What to do about a family obsessed with weight
Advice columnist Carolyn Hax gives tips to a reader tired of being the only member of the family not fixated on thinness.
DEAR CAROLYN: Each and every member of my immediate family views thinness as the absolute key measure of success in life. Some are bulimic, some anorexic, but all have eating disorders.
I’m in my mid-50s, athletic, and of average weight according to medical guidelines. My weight has fluctuated about 15 pounds through the years. I visit as frequently as I can from a several-state distance.
The first thing, and I stress, the VERY first thing, said to me upon arrival is: “You look like you’ve lost weight.” Or, if I’m up 15, nothing is said but diet tips will be given throughout the visit.
My parents are elderly, and it’s too late to change that pattern now. My sister, though, is an unwanted, talking scale. Many years ago, while I was getting rid of post-baby fat, she grabbed my niece and my daughter and went into a circle dance, chanting, “We’re the skinnies! We’re the skinnies!” ’Round and around they went. I hated her for it, and I hated me for being “fat.”
Recently, in the middle of a conversation about what to do about ailing parents, she chimes in, out of the blue, with, “You’re doing so well with your weight! I’m so proud of you.

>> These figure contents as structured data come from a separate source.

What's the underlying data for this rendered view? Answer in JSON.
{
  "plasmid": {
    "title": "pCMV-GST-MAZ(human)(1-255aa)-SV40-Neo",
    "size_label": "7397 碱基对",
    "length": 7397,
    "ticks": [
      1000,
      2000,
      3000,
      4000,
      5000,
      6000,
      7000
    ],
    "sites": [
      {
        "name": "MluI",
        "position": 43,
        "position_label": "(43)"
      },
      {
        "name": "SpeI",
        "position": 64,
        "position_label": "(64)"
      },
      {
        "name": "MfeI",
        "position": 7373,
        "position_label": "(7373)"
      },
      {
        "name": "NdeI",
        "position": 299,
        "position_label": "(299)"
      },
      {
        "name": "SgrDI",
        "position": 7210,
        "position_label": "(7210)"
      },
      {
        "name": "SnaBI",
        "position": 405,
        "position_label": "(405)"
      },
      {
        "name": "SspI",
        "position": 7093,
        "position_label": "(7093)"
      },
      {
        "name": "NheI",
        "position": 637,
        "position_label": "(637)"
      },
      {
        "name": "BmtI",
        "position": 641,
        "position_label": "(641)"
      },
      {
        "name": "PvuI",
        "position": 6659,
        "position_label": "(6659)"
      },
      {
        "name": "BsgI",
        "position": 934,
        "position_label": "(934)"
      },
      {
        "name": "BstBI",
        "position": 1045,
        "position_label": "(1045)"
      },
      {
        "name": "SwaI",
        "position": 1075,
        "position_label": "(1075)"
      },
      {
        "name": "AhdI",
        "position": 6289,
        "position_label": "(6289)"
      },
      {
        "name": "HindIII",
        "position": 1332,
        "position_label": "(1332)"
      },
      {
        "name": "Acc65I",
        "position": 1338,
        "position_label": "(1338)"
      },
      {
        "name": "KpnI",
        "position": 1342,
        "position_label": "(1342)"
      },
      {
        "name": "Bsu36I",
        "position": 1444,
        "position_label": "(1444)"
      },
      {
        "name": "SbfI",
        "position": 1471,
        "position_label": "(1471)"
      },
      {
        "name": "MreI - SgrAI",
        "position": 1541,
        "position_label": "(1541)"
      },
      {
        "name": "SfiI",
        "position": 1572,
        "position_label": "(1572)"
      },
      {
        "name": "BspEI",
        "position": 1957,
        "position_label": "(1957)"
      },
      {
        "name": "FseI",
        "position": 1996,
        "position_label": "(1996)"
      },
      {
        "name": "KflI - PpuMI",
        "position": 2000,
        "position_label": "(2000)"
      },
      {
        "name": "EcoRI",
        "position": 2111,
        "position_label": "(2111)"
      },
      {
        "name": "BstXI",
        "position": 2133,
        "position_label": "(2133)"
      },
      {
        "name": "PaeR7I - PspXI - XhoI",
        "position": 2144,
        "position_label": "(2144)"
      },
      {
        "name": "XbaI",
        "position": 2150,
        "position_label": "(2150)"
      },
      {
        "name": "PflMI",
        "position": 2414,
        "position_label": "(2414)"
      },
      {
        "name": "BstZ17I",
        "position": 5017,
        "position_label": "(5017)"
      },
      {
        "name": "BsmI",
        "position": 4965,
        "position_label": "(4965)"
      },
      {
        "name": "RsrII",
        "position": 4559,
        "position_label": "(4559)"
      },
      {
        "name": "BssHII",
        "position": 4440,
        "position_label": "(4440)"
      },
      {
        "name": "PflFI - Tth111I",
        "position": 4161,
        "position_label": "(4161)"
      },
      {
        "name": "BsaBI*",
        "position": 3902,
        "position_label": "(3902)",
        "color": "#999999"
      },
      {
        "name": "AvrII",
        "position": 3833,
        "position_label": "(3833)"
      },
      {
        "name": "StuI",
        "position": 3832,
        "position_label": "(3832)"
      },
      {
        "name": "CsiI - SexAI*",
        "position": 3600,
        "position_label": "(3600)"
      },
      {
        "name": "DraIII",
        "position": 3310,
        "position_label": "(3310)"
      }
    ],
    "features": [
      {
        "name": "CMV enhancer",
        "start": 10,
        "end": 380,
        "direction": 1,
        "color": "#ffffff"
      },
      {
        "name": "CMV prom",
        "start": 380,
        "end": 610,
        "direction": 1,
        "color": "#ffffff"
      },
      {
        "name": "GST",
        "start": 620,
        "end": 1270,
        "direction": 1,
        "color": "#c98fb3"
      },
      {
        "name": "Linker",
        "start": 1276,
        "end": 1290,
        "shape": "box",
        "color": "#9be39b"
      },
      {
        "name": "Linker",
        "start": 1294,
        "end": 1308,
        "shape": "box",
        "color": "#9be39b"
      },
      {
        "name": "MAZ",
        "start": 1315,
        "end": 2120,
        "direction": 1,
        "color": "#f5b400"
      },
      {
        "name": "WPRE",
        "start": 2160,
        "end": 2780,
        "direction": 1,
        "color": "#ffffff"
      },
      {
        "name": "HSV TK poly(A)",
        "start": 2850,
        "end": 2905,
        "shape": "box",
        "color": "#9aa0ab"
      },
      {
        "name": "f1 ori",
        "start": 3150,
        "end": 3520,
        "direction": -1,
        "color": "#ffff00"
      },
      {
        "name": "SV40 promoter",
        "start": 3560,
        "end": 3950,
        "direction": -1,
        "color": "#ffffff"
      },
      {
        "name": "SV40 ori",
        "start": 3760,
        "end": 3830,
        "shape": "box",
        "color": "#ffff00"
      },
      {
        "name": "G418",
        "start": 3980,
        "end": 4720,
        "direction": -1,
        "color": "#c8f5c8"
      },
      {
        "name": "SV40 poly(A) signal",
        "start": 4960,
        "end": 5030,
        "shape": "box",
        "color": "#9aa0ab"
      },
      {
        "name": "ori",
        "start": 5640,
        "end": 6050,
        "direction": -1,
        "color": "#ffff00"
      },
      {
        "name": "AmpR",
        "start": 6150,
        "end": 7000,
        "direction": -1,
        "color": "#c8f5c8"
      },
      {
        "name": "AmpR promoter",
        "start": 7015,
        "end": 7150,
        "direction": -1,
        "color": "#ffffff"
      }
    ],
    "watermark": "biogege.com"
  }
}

We’ve all been talking about it.” She’s ruthless.
I was thinking, “$+^&! you.” But just said nothing. I never want to hear a word from her again on the topic. What to say to stop it, once and for all?
— Family Obsessed With Weight
DEAR FAMILY OBSESSED WITH WEIGHT: My (imagined) hat’s off to you for still visiting often. My car might have forgotten how to get there after years of cruel, humanity-negating myopia like this.
Assuming you keep up the visits, I offer three words: “I don’t recall.”
“I don’t recall asking your opinion of my weight.”
“I don’t recall asking for help with my diet.”
“I don’t recall seeking your approval.”
“I don’t recall any part of our parents’ care that involves my weight.”
“I don’t recall any mention of weight in discussions of morality or values.”
“I don’t recall ever agreeing that weight is a measure of a person’s character.”
“I don’t recall when discussing weight was ever helpful to me.”
“I don’t recall ever judging your worth based on your appearance.”
And, “Your sick values aren’t welcome around my daughter.”
Each and every time, speak with minimal emotion, and follow each and every time by disengaging — changing the subject, leaving the room, getting up to “stretch my legs,” maybe with a two-handed slap to the belly — or a decision to stay gone for good.
I actually pity your sister and parents for how many of their life chips they’ve put on this meaningless square. With resolve and some practice (in therapy, if the “I hated me” still applies), you too can react to their comments more with pity than outrage. I expect that will help.
DEAR CAROLYN: When a woman asks what I think of her new tattoo, how do I respond? Look without looking? Especially when I’m “being a pervert” for looking at her chest. Even if that’s where it is.
DEAR CONFUSED: It’s just bait, which is generally best not taken (because it gets you involved with baiters). When in doubt: “I think there’s no answer that doesn’t get me in trouble.”